Posted Jul 10, 2012 9:03 UTC (Tue) by
anselm (subscriber, #2796)
In reply to:
Why use C? by Cyberax
Parent article:
Why learn C? (O'Reilly Radar)
Pascal compilers are even easier. Yet Pascal was never really successful.
Yes, but that didn't have anything to do with the compiler – it was really because, unlike C, Pascal was originally supposed to be a teaching language, and lacked many important features it would have needed to succeed in the »real world«, like the idea of libraries or a workable string type. Pascal in its original, official form as described by Jensen and Wirth was good for writing toy programs but not a lot else.
Many of the missing features were added after the fact by various Pascal implementations, but there was little if any standardisation of these extensions. When Donald E. Knuth implemented the second version of TeX in the early 1980s, he solved that problem by basically inventing a new language, WEB, that compiled to his system's version of Pascal, but he still had to jump through various fiery hoops to make that work. (The first version of TeX had been written in a different language altogether.)

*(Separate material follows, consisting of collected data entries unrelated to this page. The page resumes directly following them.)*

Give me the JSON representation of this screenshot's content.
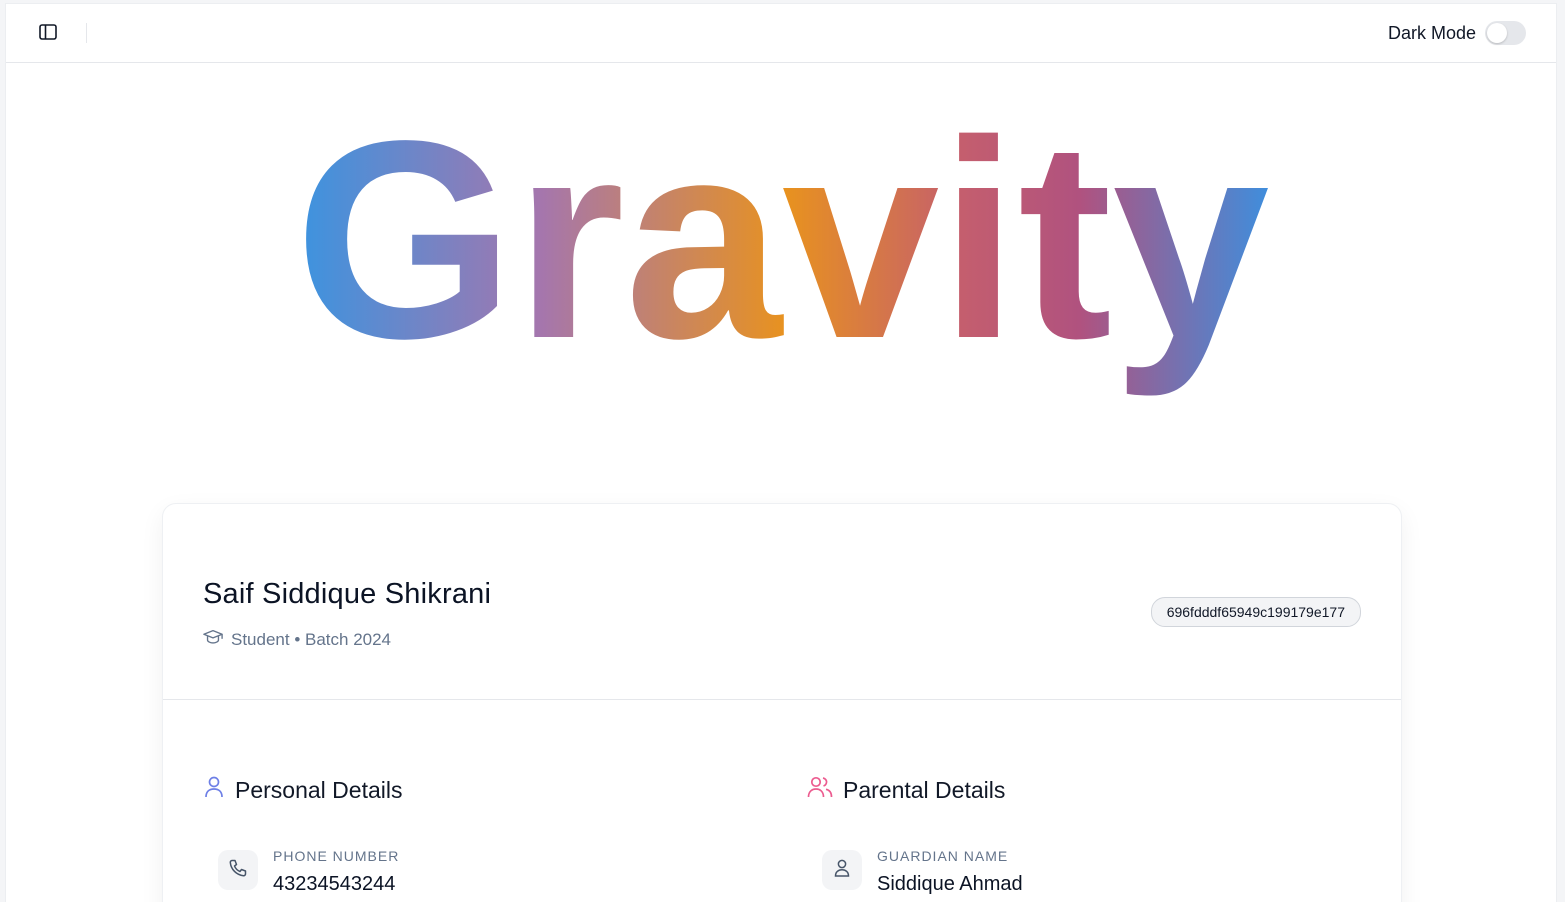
{
  "header": {
    "dark_mode_label": "Dark Mode",
    "dark_mode_enabled": false,
    "sidebar_toggle_icon": "sidebar-panel-icon"
  },
  "logo": {
    "text": "Gravity",
    "gradient": [
      "#3b94e0",
      "#a576ad",
      "#e8921f",
      "#c45e6e",
      "#b0527f",
      "#3b90e0"
    ]
  },
  "profile": {
    "name": "Saif Siddique Shikrani",
    "subtitle": "Student • Batch 2024",
    "subtitle_icon": "graduation-cap-icon",
    "id": "696fdddf65949c199179e177"
  },
  "sections": {
    "personal": {
      "title": "Personal Details",
      "icon": "user-icon",
      "icon_color": "#6d7fe6",
      "fields": [
        {
          "label": "PHONE NUMBER",
          "value": "43234543244",
          "icon": "phone-icon"
        }
      ]
    },
    "parental": {
      "title": "Parental Details",
      "icon": "users-icon",
      "icon_color": "#ec5b8f",
      "fields": [
        {
          "label": "GUARDIAN NAME",
          "value": "Siddique Ahmad",
          "icon": "user-icon"
        }
      ]
    }
  }
}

As a matter of fact, also in the 1980s Niklaus Wirth, the inventor of Pascal, came up with an improved version of Pascal called Modula-2, which corrected some of the more egregious errors and oversights of the original and was in fact intended to be a language for serious development. However, by that time everybody was becoming sold on the idea of OOP, which Modula-2 quite intentionally didn't support, so that language didn't really go anywhere, either.